As the Bombers’ defensive backfield crumbled from injuries, their one consistent defender in the secondary just happened to be a rookie. Kevin Fogg, a 1st-year player from Liberty University, has gotten better every week since winning a roster spot following constant interceptions in training camp.
Fogg’s four tackle, two interception and one fumble recovery game – with a 16.3 average on punt returns – last week in Toronto was likely the best game any rookie has played this season. He was, however, burned for a touchdown on Diontae Spencer’s corner-route, and while he’s not always consistently a shutdown defensive back, it appeared as though Fogg thought the ball was already thrown given he had stopped running on the play. Playing the game’s most difficult position in the secondary, boundary halfback, while also proving to be a threat in the return game, Fogg is gaining the reputation of an exciting, highly-entertaining play-maker in his rookie year.
In a weak rookie class, Fogg could even be considered the leading candidate for the league’s Most Outstanding Rookie award, in fact. There’s very little competition as the season nears September; his biggest competition is perhaps Saskatchewan’s Ricky Collins Jr., who’s become an inconsistent performer given the struggles of the Riders’ offense. Loucheiz Purifoy is starting to come around in British Columbia, but at this point, there’s a lack of notable rookies at skill-positions.

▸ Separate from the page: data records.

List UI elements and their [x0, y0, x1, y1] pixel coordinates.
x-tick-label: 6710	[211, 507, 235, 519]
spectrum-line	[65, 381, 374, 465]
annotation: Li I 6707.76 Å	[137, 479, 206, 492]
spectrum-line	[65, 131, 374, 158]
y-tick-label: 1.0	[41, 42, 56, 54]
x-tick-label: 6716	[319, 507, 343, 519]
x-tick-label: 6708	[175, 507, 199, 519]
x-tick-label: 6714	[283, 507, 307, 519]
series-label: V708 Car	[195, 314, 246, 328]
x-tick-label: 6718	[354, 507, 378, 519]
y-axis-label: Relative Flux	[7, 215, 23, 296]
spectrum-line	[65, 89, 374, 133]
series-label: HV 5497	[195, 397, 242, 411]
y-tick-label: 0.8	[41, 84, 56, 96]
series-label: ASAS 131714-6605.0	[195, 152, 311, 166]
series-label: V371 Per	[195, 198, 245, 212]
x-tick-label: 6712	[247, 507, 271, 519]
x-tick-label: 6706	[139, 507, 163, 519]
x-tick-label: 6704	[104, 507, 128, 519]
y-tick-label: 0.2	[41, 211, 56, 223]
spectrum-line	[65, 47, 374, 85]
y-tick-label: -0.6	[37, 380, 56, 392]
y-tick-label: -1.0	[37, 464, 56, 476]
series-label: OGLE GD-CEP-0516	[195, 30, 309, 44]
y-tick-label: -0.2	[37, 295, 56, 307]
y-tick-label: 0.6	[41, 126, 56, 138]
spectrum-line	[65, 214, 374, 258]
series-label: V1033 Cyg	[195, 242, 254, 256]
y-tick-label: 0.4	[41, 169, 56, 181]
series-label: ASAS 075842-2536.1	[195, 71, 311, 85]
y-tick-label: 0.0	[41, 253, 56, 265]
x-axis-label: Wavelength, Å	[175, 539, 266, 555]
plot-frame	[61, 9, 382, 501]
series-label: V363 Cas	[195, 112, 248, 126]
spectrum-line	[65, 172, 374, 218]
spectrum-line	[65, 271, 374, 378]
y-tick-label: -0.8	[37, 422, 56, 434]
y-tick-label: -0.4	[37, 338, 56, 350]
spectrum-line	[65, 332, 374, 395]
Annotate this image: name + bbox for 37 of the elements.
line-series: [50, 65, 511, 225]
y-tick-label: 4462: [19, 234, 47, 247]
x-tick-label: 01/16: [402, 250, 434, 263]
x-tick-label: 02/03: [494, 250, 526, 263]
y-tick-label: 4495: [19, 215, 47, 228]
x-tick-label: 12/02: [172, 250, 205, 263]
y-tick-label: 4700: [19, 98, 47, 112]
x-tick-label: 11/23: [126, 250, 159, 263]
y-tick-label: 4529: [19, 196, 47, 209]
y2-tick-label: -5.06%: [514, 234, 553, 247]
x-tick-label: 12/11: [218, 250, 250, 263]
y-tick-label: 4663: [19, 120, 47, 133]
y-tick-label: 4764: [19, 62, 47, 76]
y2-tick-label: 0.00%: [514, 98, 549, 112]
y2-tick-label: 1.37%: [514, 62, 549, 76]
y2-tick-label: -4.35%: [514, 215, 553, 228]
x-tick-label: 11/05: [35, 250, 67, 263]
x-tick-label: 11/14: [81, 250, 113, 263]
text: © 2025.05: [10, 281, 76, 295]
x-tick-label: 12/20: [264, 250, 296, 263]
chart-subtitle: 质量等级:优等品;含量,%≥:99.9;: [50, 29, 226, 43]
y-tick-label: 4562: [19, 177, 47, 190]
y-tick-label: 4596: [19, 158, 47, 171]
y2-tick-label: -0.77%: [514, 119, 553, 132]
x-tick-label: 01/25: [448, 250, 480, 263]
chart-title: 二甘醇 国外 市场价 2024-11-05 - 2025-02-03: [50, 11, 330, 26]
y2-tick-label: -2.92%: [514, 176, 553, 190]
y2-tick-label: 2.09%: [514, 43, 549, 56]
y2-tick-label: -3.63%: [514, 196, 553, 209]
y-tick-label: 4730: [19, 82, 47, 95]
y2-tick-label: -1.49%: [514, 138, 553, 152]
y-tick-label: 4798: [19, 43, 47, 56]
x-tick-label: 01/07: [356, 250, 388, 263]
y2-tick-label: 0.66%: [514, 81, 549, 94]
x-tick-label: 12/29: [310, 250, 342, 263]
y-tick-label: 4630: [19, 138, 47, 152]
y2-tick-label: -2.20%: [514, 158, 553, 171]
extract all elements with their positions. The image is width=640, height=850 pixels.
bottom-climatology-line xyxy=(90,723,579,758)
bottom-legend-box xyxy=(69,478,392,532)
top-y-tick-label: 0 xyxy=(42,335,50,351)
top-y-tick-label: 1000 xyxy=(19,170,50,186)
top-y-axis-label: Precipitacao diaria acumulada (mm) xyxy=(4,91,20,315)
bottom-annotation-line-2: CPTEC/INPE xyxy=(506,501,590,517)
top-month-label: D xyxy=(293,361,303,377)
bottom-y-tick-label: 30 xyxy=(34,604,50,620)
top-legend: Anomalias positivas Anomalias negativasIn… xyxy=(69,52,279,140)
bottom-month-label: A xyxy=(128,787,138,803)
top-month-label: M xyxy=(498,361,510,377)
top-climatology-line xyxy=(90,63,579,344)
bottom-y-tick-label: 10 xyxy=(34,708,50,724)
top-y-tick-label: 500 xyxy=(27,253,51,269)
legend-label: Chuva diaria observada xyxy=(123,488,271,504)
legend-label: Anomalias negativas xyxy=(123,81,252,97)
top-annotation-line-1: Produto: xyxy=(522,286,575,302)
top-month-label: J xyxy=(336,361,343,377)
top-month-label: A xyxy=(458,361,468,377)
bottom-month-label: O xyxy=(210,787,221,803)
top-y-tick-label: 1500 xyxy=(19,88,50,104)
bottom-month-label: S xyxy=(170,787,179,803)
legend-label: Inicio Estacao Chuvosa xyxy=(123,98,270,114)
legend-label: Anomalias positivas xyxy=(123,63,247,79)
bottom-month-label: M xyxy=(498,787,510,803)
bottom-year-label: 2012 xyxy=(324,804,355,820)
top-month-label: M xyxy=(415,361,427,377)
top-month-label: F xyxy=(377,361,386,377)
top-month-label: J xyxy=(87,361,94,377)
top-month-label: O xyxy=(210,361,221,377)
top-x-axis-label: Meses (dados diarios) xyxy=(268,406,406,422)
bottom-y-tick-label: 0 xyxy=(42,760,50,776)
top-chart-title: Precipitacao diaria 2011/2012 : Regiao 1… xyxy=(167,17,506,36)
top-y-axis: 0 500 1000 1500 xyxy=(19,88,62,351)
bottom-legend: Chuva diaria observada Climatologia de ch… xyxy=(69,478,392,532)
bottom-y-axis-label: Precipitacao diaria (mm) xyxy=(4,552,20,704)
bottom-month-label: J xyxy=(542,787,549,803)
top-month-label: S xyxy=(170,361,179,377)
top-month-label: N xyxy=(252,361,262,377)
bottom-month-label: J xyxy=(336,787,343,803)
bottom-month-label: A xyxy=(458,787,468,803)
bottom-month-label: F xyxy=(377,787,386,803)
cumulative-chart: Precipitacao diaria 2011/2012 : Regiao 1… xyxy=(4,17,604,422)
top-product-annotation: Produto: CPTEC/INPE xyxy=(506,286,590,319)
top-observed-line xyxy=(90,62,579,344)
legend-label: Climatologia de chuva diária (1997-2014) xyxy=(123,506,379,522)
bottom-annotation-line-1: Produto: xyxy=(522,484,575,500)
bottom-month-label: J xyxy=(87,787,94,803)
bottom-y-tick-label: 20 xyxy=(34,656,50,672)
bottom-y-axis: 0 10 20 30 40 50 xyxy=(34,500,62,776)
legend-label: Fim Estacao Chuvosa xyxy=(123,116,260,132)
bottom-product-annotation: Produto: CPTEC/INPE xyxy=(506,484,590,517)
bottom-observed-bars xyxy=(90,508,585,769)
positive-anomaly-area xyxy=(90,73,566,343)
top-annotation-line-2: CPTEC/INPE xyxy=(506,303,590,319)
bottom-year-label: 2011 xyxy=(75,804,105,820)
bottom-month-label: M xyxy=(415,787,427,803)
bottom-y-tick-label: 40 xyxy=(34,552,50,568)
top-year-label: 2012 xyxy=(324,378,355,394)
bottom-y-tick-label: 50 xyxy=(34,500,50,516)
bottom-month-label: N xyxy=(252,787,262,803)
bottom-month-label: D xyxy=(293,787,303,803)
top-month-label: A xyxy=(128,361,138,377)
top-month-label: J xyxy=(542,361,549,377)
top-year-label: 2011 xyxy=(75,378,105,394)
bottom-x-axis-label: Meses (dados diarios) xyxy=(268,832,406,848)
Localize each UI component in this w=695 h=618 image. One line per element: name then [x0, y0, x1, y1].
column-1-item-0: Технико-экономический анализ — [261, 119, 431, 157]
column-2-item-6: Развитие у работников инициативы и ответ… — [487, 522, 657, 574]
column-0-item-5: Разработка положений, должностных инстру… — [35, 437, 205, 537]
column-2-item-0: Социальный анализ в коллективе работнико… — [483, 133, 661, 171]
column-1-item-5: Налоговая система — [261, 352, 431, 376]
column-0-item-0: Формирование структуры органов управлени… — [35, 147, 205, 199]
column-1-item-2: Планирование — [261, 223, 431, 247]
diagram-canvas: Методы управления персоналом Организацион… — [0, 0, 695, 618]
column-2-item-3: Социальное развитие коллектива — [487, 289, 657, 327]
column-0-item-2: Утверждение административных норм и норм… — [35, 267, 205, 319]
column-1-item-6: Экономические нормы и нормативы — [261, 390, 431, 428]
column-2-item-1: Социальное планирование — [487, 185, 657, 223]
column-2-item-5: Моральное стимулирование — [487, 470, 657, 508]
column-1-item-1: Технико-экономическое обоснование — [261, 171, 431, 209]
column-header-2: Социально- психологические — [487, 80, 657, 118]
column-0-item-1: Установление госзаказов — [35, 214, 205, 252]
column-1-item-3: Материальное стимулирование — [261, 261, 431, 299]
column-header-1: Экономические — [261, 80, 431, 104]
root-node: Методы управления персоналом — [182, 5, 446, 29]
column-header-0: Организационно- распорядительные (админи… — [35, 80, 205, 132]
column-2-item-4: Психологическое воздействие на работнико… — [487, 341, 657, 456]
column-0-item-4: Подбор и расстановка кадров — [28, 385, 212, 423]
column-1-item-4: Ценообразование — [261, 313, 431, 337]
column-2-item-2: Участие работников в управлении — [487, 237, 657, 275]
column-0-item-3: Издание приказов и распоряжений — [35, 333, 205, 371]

When it comes to league awards, the voters don’t typically look very far past final statistics and other outliers, such as the success of the player’s team, injuries to other rookies, etc.. The level of difficulty of the player’s role/position in their system is not really considered – a defensive back could have five interceptions, but two of them, for example, came when he was in trap-coverage where he’s expected to make the play as the quarterback fell for the trick of the defense (see CJ Roberts’ pick-six against Hamilton) – or necessarily the amount of negative plays accumulated, or even his value to the team. There’s a difference between the ball being thrown to you, and making a play on the ball. Although it’s a different league and group of voters, Kansas City Chiefs’ cornerback Marcus Peters was crowned the AFC’s Defensive Rookie of the Year thanks to a whopping 7 interceptions, but he also allowed the fourth-most touchdowns and second-most yards in the entire league.
Fogg is accumulating those big, eye-popping numbers; he already has 3 interceptions, 42 tackles, a sack, a fumble-recovery and two return-touchdowns called back. It won’t be, but what should be considered is that he plays the defensive backfield’s toughest position in boundary halfback, which consists of being on a complete island in several coverages. The wide-side halfback has constant support from the strong-side linebacker – the short-side halfback does not.
Fogg has also dropped two easy interceptions – one against Montreal and one against Calgary – which would have boosted his stat-line even more, giving him three interceptions where the ball was thrown right at him and a total of five not even at the midway mark of the season.
Deservedly so, Fogg’s performance as a punt returner is causing a buzz around the CFL. He’s been electric back there, proving to be patient behind his blockers before bursting through the seem. It’s unknown if he’s sustainable as a punt returner since he’s more of an east-west runner, but the historic NCAA FCS returner is still young enough to be coached out of his bad habits. With blazing speed and cut-on-dime ability, Fogg has all the physical abilities required, but there’s no guarantee that head coach and special-teams coordinator Mike O’Shea won’t hand the return duties back to Quincy McDuffie when he returns from injury. McDuffie is quite capable, while in Fogg’s case, playing full-time on defense and special-teams is usually too much for a player to handle.
Regardless, if he keeps making big plays on defense, and the Bombers’ defense continues to improve, the accolades will come for Fogg. He could still be underappreciated for how well he plays away from the ball, but a Rookie of the Year award – the first Bomber to win since Chris Matthews in 2012 – would still be quite the feat for number 23.